Rompió su báculo espejeado y arrojó los pedazos al abismo. Luego, se llevó las manos al cabello y deshizo las trenzas que la identificaban como Despertante. Cuando lo tuvo suelto, como el de cualquier mujer del mercado, recordó que nunca había visto morir a ningún Despertante. Nunca había visto a uno muerto. Tal vez muchos de ellos pasaron por sus manos con el cabello suelto, ocultos bajo las capuchas de cáñamo.

Después de un rato, bajó del alto peñasco y comenzó a caminar hacia el oeste entre los árboles oscuros. Pasaría a través del foso de obreros de la frontera occidental y llegaría hasta Shabber.

¿Qué haría entonces? ¿Cuidar un jardín, tal como hiciera Delia? ¿Seguir avanzando hacia el oeste?

O permanecer en un sitio oculto, cerca del Río, y buscar su propio final en las aguas profundas como había hecho su dulce y atemorizada madre.

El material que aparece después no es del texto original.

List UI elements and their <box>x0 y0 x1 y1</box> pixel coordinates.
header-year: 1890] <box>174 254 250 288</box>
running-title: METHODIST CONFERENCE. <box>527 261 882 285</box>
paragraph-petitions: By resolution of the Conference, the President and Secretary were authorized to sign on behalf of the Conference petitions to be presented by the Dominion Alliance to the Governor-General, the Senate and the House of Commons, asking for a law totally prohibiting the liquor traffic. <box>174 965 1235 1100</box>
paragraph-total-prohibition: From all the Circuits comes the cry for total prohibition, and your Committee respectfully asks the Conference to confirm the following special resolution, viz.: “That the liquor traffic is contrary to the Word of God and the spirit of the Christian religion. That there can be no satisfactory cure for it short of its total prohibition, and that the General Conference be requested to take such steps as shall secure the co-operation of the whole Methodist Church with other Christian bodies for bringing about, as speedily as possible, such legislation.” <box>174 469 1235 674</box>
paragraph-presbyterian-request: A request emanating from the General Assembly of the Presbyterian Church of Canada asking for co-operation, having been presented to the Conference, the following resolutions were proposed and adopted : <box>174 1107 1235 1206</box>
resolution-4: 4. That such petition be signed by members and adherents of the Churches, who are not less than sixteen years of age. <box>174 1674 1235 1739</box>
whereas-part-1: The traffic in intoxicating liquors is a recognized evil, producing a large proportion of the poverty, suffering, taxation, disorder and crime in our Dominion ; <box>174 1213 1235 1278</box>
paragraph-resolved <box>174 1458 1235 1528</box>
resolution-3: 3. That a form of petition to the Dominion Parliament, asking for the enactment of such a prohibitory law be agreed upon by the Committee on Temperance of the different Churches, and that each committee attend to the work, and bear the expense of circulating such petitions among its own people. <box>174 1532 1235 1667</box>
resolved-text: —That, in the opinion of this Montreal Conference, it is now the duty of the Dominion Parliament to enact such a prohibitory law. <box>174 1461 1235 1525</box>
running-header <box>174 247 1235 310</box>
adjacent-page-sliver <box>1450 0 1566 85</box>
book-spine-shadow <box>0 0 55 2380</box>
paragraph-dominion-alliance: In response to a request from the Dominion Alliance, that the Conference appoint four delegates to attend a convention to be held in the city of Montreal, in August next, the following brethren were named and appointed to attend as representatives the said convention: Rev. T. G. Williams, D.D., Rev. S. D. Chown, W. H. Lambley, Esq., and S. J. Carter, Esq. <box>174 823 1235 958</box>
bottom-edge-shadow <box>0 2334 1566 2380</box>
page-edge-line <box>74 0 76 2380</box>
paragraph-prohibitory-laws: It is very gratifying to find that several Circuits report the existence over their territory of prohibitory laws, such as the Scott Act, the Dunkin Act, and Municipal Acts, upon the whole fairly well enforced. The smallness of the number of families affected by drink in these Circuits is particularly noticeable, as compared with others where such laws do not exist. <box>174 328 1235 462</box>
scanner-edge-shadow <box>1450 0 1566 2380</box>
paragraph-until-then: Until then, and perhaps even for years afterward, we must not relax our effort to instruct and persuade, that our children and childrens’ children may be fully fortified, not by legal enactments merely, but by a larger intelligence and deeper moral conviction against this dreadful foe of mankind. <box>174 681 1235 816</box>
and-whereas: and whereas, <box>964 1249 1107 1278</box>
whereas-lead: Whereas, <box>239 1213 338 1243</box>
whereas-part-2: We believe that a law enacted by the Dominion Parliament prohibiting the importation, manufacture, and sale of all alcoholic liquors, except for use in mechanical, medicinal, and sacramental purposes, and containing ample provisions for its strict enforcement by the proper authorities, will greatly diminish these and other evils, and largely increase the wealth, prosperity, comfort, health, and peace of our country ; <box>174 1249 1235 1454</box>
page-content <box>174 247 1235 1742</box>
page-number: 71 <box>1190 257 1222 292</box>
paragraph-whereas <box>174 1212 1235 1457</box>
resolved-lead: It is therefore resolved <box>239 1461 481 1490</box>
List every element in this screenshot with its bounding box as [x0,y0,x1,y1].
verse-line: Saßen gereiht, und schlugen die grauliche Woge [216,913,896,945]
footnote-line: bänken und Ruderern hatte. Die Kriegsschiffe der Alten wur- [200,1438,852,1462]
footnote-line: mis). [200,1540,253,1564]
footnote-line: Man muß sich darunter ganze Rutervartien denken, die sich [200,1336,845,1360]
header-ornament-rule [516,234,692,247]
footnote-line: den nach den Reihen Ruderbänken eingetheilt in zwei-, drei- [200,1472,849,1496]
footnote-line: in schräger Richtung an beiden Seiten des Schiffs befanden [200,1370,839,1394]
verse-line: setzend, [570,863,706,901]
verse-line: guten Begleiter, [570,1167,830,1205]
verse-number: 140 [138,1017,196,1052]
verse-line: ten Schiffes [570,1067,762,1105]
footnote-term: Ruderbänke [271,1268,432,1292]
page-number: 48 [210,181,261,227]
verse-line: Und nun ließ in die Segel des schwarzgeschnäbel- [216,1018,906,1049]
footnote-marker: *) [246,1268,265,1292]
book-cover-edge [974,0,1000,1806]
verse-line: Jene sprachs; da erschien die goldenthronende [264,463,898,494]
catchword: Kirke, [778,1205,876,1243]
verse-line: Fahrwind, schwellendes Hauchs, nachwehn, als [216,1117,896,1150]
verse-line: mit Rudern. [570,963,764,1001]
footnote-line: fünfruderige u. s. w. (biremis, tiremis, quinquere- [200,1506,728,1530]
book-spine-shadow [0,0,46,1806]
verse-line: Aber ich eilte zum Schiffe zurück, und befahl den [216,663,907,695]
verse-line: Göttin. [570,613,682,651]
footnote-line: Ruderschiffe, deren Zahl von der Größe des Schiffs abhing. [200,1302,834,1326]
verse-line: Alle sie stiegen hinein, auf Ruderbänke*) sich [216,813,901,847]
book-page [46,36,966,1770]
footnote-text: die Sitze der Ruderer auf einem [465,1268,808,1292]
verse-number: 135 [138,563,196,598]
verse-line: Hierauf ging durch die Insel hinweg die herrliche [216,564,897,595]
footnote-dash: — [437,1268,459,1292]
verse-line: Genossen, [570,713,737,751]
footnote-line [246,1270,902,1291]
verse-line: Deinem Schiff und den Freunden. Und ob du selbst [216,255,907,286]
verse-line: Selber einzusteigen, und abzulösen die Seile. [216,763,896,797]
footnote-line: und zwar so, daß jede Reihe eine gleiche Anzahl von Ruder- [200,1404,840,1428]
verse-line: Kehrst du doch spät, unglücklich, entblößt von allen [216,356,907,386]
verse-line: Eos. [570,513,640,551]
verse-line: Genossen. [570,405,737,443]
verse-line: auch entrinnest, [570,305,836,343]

Igual que ella, de tal modo que ningún pescador pudiese subirla a la superficie, que ningún dragado la hiciera responder ante Potipur por su pecado de no confiar en los Sagrados Clasificadores.

Sensata en su debilidad, mucho más capaz de enfrentarse a la verdad que la misma Pamra.

A su espalda, el polvo se asentaba. Bajo las rocas, algunas manos se movían sin fuerzas. Entre las grietas, algunas miradas permanecían fijas en la luz roja de Potipur.

Las grandes alas negras surcaban la noche y se posaban sobre las rocas. Los enormes voladores caminaban de un lado a otro, apartaban las piedras con sus monstruosos picos y garras.

—Regocijo —susurró una voz ronca con suavidad, ahogando un conato de risa—. Los Clasificadores están aquí.